As noted in the previous step, Stata can only load one dataset at a time. We will now work with GDP data, and then merge the GDP data with the happiness data that we have saved, gsshappy.dta.

First, let's read the GDP data.

use "http://www3.nd.edu/~jng2/libguide/pwt_gdp.dta", clear

Note: In the above command, the clear option instructs Stata to clear the existing data from memory to make way for pwt_gdp.dta. Therefore, it is important that you save in a permanent file any existing data that you wish to keep before loading a new dataset.

Next, let's keep only observations from 1975 to 1997, inclusive.

keep if year>=1975 & year<=1997

Then, create a new variable for real GDP per capita and label it.

gen rgdppc = rgdpna/pop

label var rgdppc "Real GDP per capita"

Step 9

Verify that the observations are uniquely identified by the year variable (see Step 7).

duplicates report year

Step 10

We are finally in a position to merge the GDP data to the happiness data stored in gsshappy.dta. The command is

merge 1:1 year using gsshappy

More about merging...

Stata refers to the dataset that you currently have open as the "master dataset".

Stata refers to the dataset that you add to the master dataset in a merge operation as the "using dataset".

Here, the master dataset is the GDP dataset that we currently have open, pwt_gdp.dta. The using dataset is gsshappy.dta.

We just performed a "one-to-one" merge. We knew that a one-to-one merge was required because the identifier variable used to merge the two datasets, year, uniquely identifies observations in both the master and using datasets.

Note: Other merge types are one-to-many (1:m), many-to-one (m:1), or many-to-many (m:m). Merging m:m is best avoided; usually if you think you need a m:m merge, chances are either your observations can be further aggregated to enable a 1:m merge, or joinby is more appropriate.

You will notice that a new variable was created from the merge. This variable, _merge, describes the outcome of the merge, as follows:

Observations for which _merge == 1 existed only in the master dataset but not the using dataset.
Observations for which _merge == 2 existed only in the using dataset but not the master dataset.
Observations for which _merge == 3 existed in both the using dataset and master dataset.

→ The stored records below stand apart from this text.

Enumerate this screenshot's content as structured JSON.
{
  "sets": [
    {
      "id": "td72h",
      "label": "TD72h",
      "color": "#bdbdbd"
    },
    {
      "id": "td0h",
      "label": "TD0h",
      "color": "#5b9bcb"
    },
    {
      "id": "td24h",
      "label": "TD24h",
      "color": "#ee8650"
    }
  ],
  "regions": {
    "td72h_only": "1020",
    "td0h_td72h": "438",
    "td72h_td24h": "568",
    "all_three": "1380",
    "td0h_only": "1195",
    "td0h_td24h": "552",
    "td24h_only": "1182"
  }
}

The merge command automatically tabulates the value frequencies of _merge:

    Result                           # of obs.
    -----------------------------------------
    not matched                             5
        from master                         5 (_merge==1)
        from using                          0 (_merge==2)
    matched                                18 (_merge==3)
    -----------------------------------------

This table tells us that 18 years of observations were merged across both datasets. Five years were found only in pwt_gdp.dta but not gsshappy.dta, and so observations from these years were not merged because there was no match (for these five years, we had data for GDP but not happiness).

To see which years were matched and which were not, browse the data or type bysort _merge: tabulate year.

Step 11

If you browse the resulting merged data, you will find that it contains exactly the information in Table 1.

To sort the data in ascending order of year, type

sort year

To output the data to a comma-delimited file that can be read by spreadsheet software like Excel, use the outsheet command.

outsheet year rgdppc meanhappy using table1.csv, comma replace

Step 12

In general, the command to plot a graph is twoway followed by a subcommand that specifies the type of graph.

To plot a connected line graph of GDP over time, type

twoway connected rgdppc year

To plot happiness over time, type

twoway connected meanhappy year

We need these two plots in the same graph, each with its own y-axis. To do so, the basic command is (in one line):

twoway ( connected rgdppc year, yaxis(1) ) ( connected meanhappy year, yaxis(2) )

Alternatively,

twoway connected rgdppc year, yaxis(1) || connected meanhappy year, yaxis(2)

To save the graph in Stata's .gph format, type

graph save happygdp, replace

To export the graph to an external format such as PNG or PDF, type

graph export happygdp.png, replace

Complete commands are given in the do-file, happygdp.do.